Lowe was fascinated with the president from a young age, reading countless books and watched many hours of footage when he was cast in the film. It wasn’t just the clipped Boston accent he wanted to capture; he wanted to move like the man, wearing a back brace and hitching up his left arm in a way that only Kennedy’s closest friends knew was compensation for crippling back pain.

Filming Oswald in the book depository.
Filming Oswald in the book depository.

Kennedy’s back problems were largely attributed to injuries suffered when his Navy patrol boat, PT-109, was sunk in World War II. But scholars now believe that his vertebrae may have begun deteriorating as a result of the steroids he took for severe intestinal problems in the late 1930s. “Everyone close to him knew he was very ill and in a lot of pain,” Lowe says. “But now, with his medical records coming out fairly recently, we know his medical struggles were quite extraordinary.”

Despite his clinical approach to playing the role, Lowe still wasn’t prepared for the emotion he felt when it came time to re-create the doomed motorcade. “I was in such shock,” he says. “I feel like I was there, even though I wasn’t. When we did it, I had to disassociate myself from what we were doing. I had to treat it as if it wasn’t happening.”

Oswald is played by Will Rothhaar, who bears a chilling resemblance to the actual killer. For Rothhaar, a native of New York City, the part brings a childhood story full circle. “When I was growing up, my grandmother lived in Dallas,” says Rothhaar, 26. “And every time I’d visit, she’d take me to the Texas School Book Depository.” By the time he was 10, Rothhaar had visited the infamous site no fewer than six times. In “Killing Kennedy,” he would be called upon to stand in a replica of that sixth-floor window, aim his Italian Carcano bolt-action rifle, and fire.

“All of that was very intense,” ,says Rothhaar. “When I was up in the window, shooting down at the street.
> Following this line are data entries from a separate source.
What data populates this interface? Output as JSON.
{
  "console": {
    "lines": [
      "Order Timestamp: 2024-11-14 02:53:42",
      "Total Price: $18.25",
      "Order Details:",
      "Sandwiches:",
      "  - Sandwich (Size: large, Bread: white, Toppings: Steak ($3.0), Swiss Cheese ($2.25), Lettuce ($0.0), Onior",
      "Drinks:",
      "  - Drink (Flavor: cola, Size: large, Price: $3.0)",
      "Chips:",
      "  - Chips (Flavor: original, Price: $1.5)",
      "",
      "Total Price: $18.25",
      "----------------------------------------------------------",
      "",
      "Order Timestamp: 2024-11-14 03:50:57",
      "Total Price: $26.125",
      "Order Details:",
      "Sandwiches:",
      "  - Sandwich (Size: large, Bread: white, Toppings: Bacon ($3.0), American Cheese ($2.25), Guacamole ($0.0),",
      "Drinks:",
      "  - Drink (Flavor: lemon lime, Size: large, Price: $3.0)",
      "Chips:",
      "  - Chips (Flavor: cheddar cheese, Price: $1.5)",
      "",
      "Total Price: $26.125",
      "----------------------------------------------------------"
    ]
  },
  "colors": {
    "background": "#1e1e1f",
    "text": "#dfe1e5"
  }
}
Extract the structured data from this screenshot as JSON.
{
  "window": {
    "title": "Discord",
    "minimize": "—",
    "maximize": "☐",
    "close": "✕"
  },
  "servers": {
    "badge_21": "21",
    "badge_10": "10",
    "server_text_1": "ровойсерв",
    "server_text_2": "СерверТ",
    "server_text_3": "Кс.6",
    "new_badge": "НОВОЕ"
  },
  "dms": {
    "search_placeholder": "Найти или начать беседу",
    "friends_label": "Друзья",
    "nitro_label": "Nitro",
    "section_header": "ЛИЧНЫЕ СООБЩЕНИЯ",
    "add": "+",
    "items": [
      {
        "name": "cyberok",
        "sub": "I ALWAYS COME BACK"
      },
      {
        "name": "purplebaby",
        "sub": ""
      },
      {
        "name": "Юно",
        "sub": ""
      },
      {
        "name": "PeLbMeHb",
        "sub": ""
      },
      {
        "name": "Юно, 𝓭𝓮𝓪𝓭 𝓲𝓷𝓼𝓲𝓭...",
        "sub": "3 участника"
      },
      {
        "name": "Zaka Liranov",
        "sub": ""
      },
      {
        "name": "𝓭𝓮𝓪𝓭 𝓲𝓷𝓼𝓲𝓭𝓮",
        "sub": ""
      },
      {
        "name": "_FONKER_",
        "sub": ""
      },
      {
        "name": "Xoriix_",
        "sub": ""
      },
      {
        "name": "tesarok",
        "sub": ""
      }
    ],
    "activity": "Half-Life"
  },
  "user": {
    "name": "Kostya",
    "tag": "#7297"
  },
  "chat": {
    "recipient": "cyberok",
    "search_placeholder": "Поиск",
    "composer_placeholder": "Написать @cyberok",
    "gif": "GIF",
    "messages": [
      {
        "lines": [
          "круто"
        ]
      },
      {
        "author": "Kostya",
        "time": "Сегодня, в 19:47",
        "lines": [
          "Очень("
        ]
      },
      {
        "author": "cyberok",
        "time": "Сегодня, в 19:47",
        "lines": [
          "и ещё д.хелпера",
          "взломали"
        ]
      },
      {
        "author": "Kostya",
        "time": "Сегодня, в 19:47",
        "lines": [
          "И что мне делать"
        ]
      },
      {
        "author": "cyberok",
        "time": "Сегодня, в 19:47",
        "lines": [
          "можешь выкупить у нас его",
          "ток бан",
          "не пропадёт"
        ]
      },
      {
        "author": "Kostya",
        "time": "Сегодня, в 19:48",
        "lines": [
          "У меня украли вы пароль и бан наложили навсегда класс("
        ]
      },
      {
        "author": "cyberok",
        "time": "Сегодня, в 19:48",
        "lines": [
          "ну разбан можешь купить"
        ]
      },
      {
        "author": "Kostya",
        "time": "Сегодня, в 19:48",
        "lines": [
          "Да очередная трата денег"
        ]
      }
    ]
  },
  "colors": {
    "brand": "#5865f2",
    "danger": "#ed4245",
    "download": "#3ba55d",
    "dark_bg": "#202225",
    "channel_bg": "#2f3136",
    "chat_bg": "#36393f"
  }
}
Afterwards, the producers said, ‘Yo, you just gave me crazy goosebumps.’”

Ginnifer Goodwin (left) and Rob Lowe wait for crew members to finish tinkering before shooting a scene on “Killing Kennedy.”
Ginnifer Goodwin (left) and Rob Lowe wait for crew members to finish tinkering before shooting a scene on “Killing Kennedy.”

Rothhaar, who studied Oswald for months, says he feels compassion for the man Lowe refuses to call by name. “I make a point of never mentioning that name, ever,” says Lowe. “I just call him The Bad Guy.” But Rothhaar regards the gunman as a broken soul. “There was one night when I was going over the things that he dealt with growing up,” he says. “His father died of a massive heart attack two months before he was born. His mother moved to so many cities that he was never able to put down roots. There was a lot of neglect and lack of love. People say, ‘If you could go back in time, what would you ask him?’ And I say, ‘I wouldn’t ask him anything. I’d show him some love and give him a hug.’ ”

Lowe says that he hopes “Killing Kennedy” will remind people that aside from being the president, a war hero, and an icon, John F. Kennedy was a man. “A husband, a son, a father,” says Lowe, who adds that in doing this production, he learned something new about the tragedy. “I’m so shocked that I didn’t realize this before — I somehow missed it: John Jr.’s birthday is the day that he saluted his dead father. When I read that, I thought, that has to be a mistake. It’s such a small detail, but such an emotional one. And to me, that just continues to be a reminder that this continues to be a story that we think we know everything about, and we don’t.”